The 2019 Man Booker International Prize–winning book Celestial Bodies by Jokha Alharthi, translated by Marilyn Booth, is a tale of firsts and serendipity. The first novel originally written in Arabic to win the Booker international prize (an award of £50,000 shared between author and translator) and the first book by an Omani woman to be translated into English, Celestial Bodies came to be published in English through a series of relationships and chance meetings.
Booth, a translator and Oxford University professor, says she first met Alharthi in 2010 at the University of Edinburgh, where Alharthi was completing her PhD in classical Arabic poetry. On a subsequent visit to Edinburgh, Alharthi gave Booth the novel she had published in Beirut. “I liked it,” Booth says, “and while I didn’t have a commission, I just wanted to translate it, which I’ve done before with other books.”
Alharthi recalls that even while she was studying literature, she wanted to write and had started the novel. “I have said sometimes that I began Celestial Bodies because while I was in Scotland for my PhD, I was homesick and remembering Oman,” she says. “And also the pace of change: Oman has changed rapidly, and it is what happens when things change that the novel considers.”
The book begins with three sisters in an Omani village and traces the family—as Booth writes in her translator’s introduction—“over three generations, shaped by the rapid social changes and consequent shifts in outlook that Oman’s populace have experienced across the twentieth century.” Seen though the lens of Asma, Khawla, and Mayya’s diverse reactions to the status quo, tradition is challenged in relationships between men and women, master and slave (slavery was only abolished in Oman in 1970), parents and children, and a shift from rural to city living, all of which reflect the upheaval in the country’s history.
Though Booth is a well-known translator, she says she wasn’t having any luck getting the book published until, at an event at Oxford, she met Wylie U.K. agent Charles Buchan and told him about it.
“Marilyn had by then secured a translation grant from the Anglo-Omani society,” Buchan says. “She shared the translation with me and later introduced me to Jokha.”
Buchan read it and “immediately wanted to reread it, to get to know it better,” he says, adding, “I think all readers, whether connected to publishing or not, fall into—sometimes unfortunate—reading patterns, and Celestial Bodies is, among so many other things, a novel that defies conventions that English-language readers might anticipate. It is also confident in its construction and brave in its use of narrative time, and it continues to fascinate me. As I believe I said to Marilyn, ‘What’s not to love?’ ”

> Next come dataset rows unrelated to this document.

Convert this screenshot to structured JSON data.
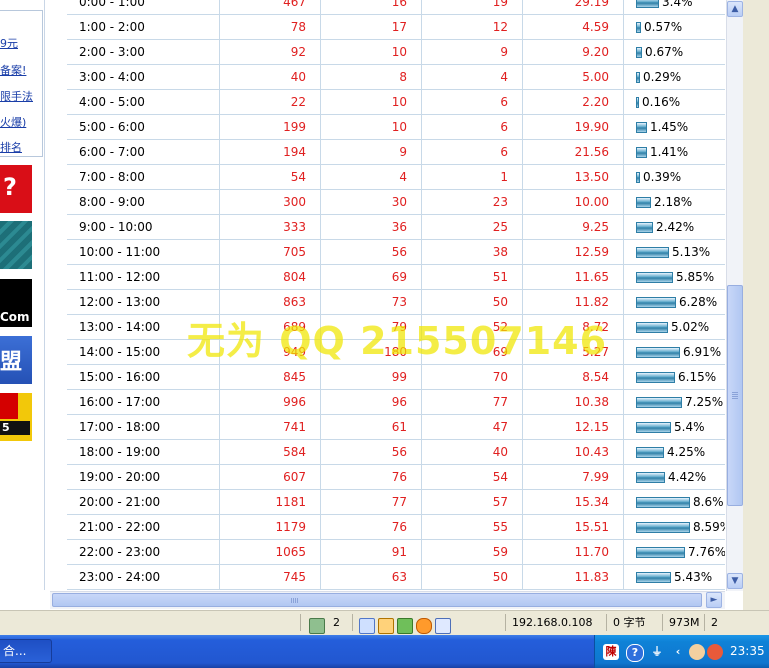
{
  "left_links": [
    "9元",
    "备案!",
    "限手法",
    "火爆)",
    "排名"
  ],
  "ads": [
    {
      "name": "ad-red",
      "text": "?"
    },
    {
      "name": "ad-teal",
      "text": ""
    },
    {
      "name": "ad-black",
      "text": "Com"
    },
    {
      "name": "ad-blue",
      "text": "盟"
    },
    {
      "name": "ad-yellow",
      "text": "5"
    }
  ],
  "table": {
    "rows": [
      {
        "time": "0:00 - 1:00",
        "c1": "467",
        "c2": "16",
        "c3": "19",
        "c4": "29.19",
        "pct": "3.4%",
        "frac": 0.034
      },
      {
        "time": "1:00 - 2:00",
        "c1": "78",
        "c2": "17",
        "c3": "12",
        "c4": "4.59",
        "pct": "0.57%",
        "frac": 0.0057
      },
      {
        "time": "2:00 - 3:00",
        "c1": "92",
        "c2": "10",
        "c3": "9",
        "c4": "9.20",
        "pct": "0.67%",
        "frac": 0.0067
      },
      {
        "time": "3:00 - 4:00",
        "c1": "40",
        "c2": "8",
        "c3": "4",
        "c4": "5.00",
        "pct": "0.29%",
        "frac": 0.0029
      },
      {
        "time": "4:00 - 5:00",
        "c1": "22",
        "c2": "10",
        "c3": "6",
        "c4": "2.20",
        "pct": "0.16%",
        "frac": 0.0016
      },
      {
        "time": "5:00 - 6:00",
        "c1": "199",
        "c2": "10",
        "c3": "6",
        "c4": "19.90",
        "pct": "1.45%",
        "frac": 0.0145
      },
      {
        "time": "6:00 - 7:00",
        "c1": "194",
        "c2": "9",
        "c3": "6",
        "c4": "21.56",
        "pct": "1.41%",
        "frac": 0.0141
      },
      {
        "time": "7:00 - 8:00",
        "c1": "54",
        "c2": "4",
        "c3": "1",
        "c4": "13.50",
        "pct": "0.39%",
        "frac": 0.0039
      },
      {
        "time": "8:00 - 9:00",
        "c1": "300",
        "c2": "30",
        "c3": "23",
        "c4": "10.00",
        "pct": "2.18%",
        "frac": 0.0218
      },
      {
        "time": "9:00 - 10:00",
        "c1": "333",
        "c2": "36",
        "c3": "25",
        "c4": "9.25",
        "pct": "2.42%",
        "frac": 0.0242
      },
      {
        "time": "10:00 - 11:00",
        "c1": "705",
        "c2": "56",
        "c3": "38",
        "c4": "12.59",
        "pct": "5.13%",
        "frac": 0.0513
      },
      {
        "time": "11:00 - 12:00",
        "c1": "804",
        "c2": "69",
        "c3": "51",
        "c4": "11.65",
        "pct": "5.85%",
        "frac": 0.0585
      },
      {
        "time": "12:00 - 13:00",
        "c1": "863",
        "c2": "73",
        "c3": "50",
        "c4": "11.82",
        "pct": "6.28%",
        "frac": 0.0628
      },
      {
        "time": "13:00 - 14:00",
        "c1": "689",
        "c2": "79",
        "c3": "52",
        "c4": "8.72",
        "pct": "5.02%",
        "frac": 0.0502
      },
      {
        "time": "14:00 - 15:00",
        "c1": "949",
        "c2": "180",
        "c3": "69",
        "c4": "5.27",
        "pct": "6.91%",
        "frac": 0.0691
      },
      {
        "time": "15:00 - 16:00",
        "c1": "845",
        "c2": "99",
        "c3": "70",
        "c4": "8.54",
        "pct": "6.15%",
        "frac": 0.0615
      },
      {
        "time": "16:00 - 17:00",
        "c1": "996",
        "c2": "96",
        "c3": "77",
        "c4": "10.38",
        "pct": "7.25%",
        "frac": 0.0725
      },
      {
        "time": "17:00 - 18:00",
        "c1": "741",
        "c2": "61",
        "c3": "47",
        "c4": "12.15",
        "pct": "5.4%",
        "frac": 0.054
      },
      {
        "time": "18:00 - 19:00",
        "c1": "584",
        "c2": "56",
        "c3": "40",
        "c4": "10.43",
        "pct": "4.25%",
        "frac": 0.0425
      },
      {
        "time": "19:00 - 20:00",
        "c1": "607",
        "c2": "76",
        "c3": "54",
        "c4": "7.99",
        "pct": "4.42%",
        "frac": 0.0442
      },
      {
        "time": "20:00 - 21:00",
        "c1": "1181",
        "c2": "77",
        "c3": "57",
        "c4": "15.34",
        "pct": "8.6%",
        "frac": 0.086
      },
      {
        "time": "21:00 - 22:00",
        "c1": "1179",
        "c2": "76",
        "c3": "55",
        "c4": "15.51",
        "pct": "8.59%",
        "frac": 0.0859
      },
      {
        "time": "22:00 - 23:00",
        "c1": "1065",
        "c2": "91",
        "c3": "59",
        "c4": "11.70",
        "pct": "7.76%",
        "frac": 0.0776
      },
      {
        "time": "23:00 - 24:00",
        "c1": "745",
        "c2": "63",
        "c3": "50",
        "c4": "11.83",
        "pct": "5.43%",
        "frac": 0.0543
      }
    ]
  },
  "watermark": "无为 QQ 215507146",
  "statusbar": {
    "count": "2",
    "ip": "192.168.0.108",
    "bytes": "0 字节",
    "memory": "973M",
    "extra": "2"
  },
  "taskbar": {
    "task_label": "合...",
    "ime_char": "陳",
    "clock": "23:35"
  },
  "colors": {
    "number_text": "#e02020",
    "grid_line": "#c8d9e8",
    "bar": "#2e7ea6",
    "taskbar": "#245edb",
    "tray": "#0e76cf",
    "watermark": "#f0e600"
  },
  "icons": [
    "scrollbar-up-arrow-icon",
    "scrollbar-down-arrow-icon",
    "scrollbar-right-arrow-icon",
    "trash-icon",
    "refresh-icon",
    "cookie-icon",
    "tree-icon",
    "gear-icon",
    "mail-icon",
    "help-icon",
    "arrow-left-icon",
    "users-icon",
    "bell-icon"
  ]
}
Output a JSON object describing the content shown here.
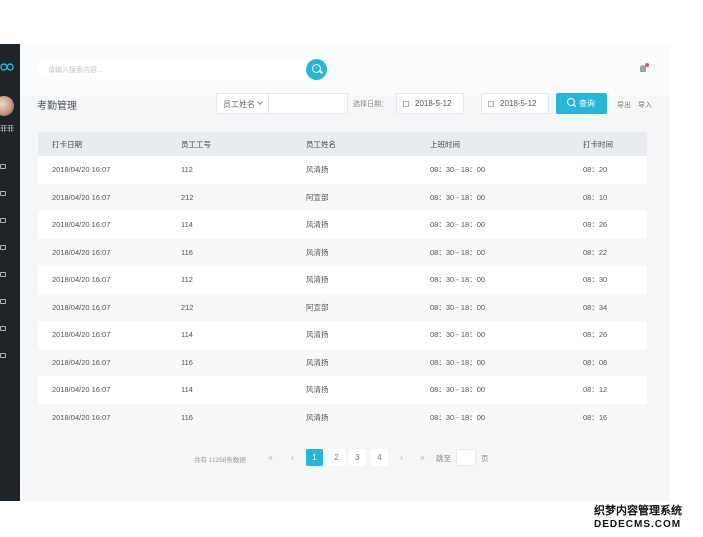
{
  "colors": {
    "accent": "#27b6d8",
    "sidebar": "#1f2428",
    "panel": "#f4f6f8"
  },
  "sidebar": {
    "logo_icon": "infinity-logo-icon",
    "user_name": "菲菲",
    "nav_icons": [
      "user-icon",
      "team-icon",
      "calendar-icon",
      "card-icon",
      "monitor-icon",
      "people-icon",
      "chart-icon",
      "file-icon"
    ]
  },
  "search": {
    "placeholder": "请输入搜索内容..."
  },
  "page": {
    "title": "考勤管理"
  },
  "filters": {
    "field_select": "员工姓名",
    "date_label": "选择日期：",
    "date_start": "2018-5-12",
    "date_end": "2018-5-12",
    "query_label": "查询",
    "export_label": "导出",
    "import_label": "导入"
  },
  "table": {
    "headers": [
      "打卡日期",
      "员工工号",
      "员工姓名",
      "上班时间",
      "打卡时间"
    ],
    "rows": [
      [
        "2018/04/20 16:07",
        "112",
        "风清扬",
        "08：30 - 18：00",
        "08：20"
      ],
      [
        "2018/04/20 16:07",
        "212",
        "阿宣部",
        "08：30 - 18：00",
        "08：10"
      ],
      [
        "2018/04/20 16:07",
        "114",
        "风清扬",
        "08：30 - 18：00",
        "08：26"
      ],
      [
        "2018/04/20 16:07",
        "116",
        "风清扬",
        "08：30 - 18：00",
        "08：22"
      ],
      [
        "2018/04/20 16:07",
        "112",
        "风清扬",
        "08：30 - 18：00",
        "08：30"
      ],
      [
        "2018/04/20 16:07",
        "212",
        "阿宣部",
        "08：30 - 18：00",
        "08：34"
      ],
      [
        "2018/04/20 16:07",
        "114",
        "风清扬",
        "08：30 - 18：00",
        "08：26"
      ],
      [
        "2018/04/20 16:07",
        "116",
        "风清扬",
        "08：30 - 18：00",
        "08：08"
      ],
      [
        "2018/04/20 16:07",
        "114",
        "风清扬",
        "08：30 - 18：00",
        "08：12"
      ],
      [
        "2018/04/20 16:07",
        "116",
        "风清扬",
        "08：30 - 18：00",
        "08：16"
      ]
    ]
  },
  "pagination": {
    "total_text": "共有 11258条数据",
    "first": "«",
    "prev": "‹",
    "pages": [
      "1",
      "2",
      "3",
      "4"
    ],
    "current": "1",
    "next": "›",
    "last": "»",
    "jump_label": "跳至",
    "page_unit": "页"
  },
  "watermark": {
    "line1": "织梦内容管理系统",
    "line2": "DEDECMS.COM"
  }
}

Though Buchan submitted it widely, it occurred to him that Scottish publishers might be particularly interested because of Alharthi’s connection to Edinburgh. He sent it off to Sandstone, a small independent press, who told him that it would publish the novel “with energy and ambition.”
The contract with Sandstone was signed in May 2017 for world English rights, and, after what Booth says was a light edit by Kay Farrell, the book was published in the U.K. in June 2018.
When Celestial Bodies won the Man Booker International Prize in May 2019, Jonathan Lee, editor-in-chief of indie press Catapult (and a lauded author in his own right), says he was intrigued. “The book sounded interesting to me,” he recalls, “and we were looking to publish international fiction.” Lee notes that his interest was piqued by the idea of “the first Omani woman” to be translated into English. There are five million people in Oman, he tells me—roughly the same population of Ireland. “Think how many women writers are there.”
Lee was also interested in what the novel would show him, explaining that Celestial Bodies is a “window into a little-known world.” He mentions the thousands of books that cross his desk, noting that few of them appeal to both “head and heart.” This book, he says, has “literary craft and structure but with an emotional core.”
Lee acquired U.S. rights to Celestial Bodies at auction. According to Buchan, Sandstone arranged the contract with Catapult, which also acquired Alharthi’s second novel, Narinjah, which will be published in English as Bitter Orange. (Alharthi has also published story collections, a children’s book, and three novels in Arabic.)
Celestial Bodies publishes in the U.S. on October 15 and to date has sold in 14 territories in addition to the U.K. and U.S. Catapult’s marketing plans include independent bookseller outreach, a national media campaign, and academic and library promotion.
“My work is fiction and not a mirror image of Oman,” Alharthi says. “But I hope readers will see the country through new eyes and be interested in learning more about it. I write about women and families, but what I ultimately write about is the human condition.”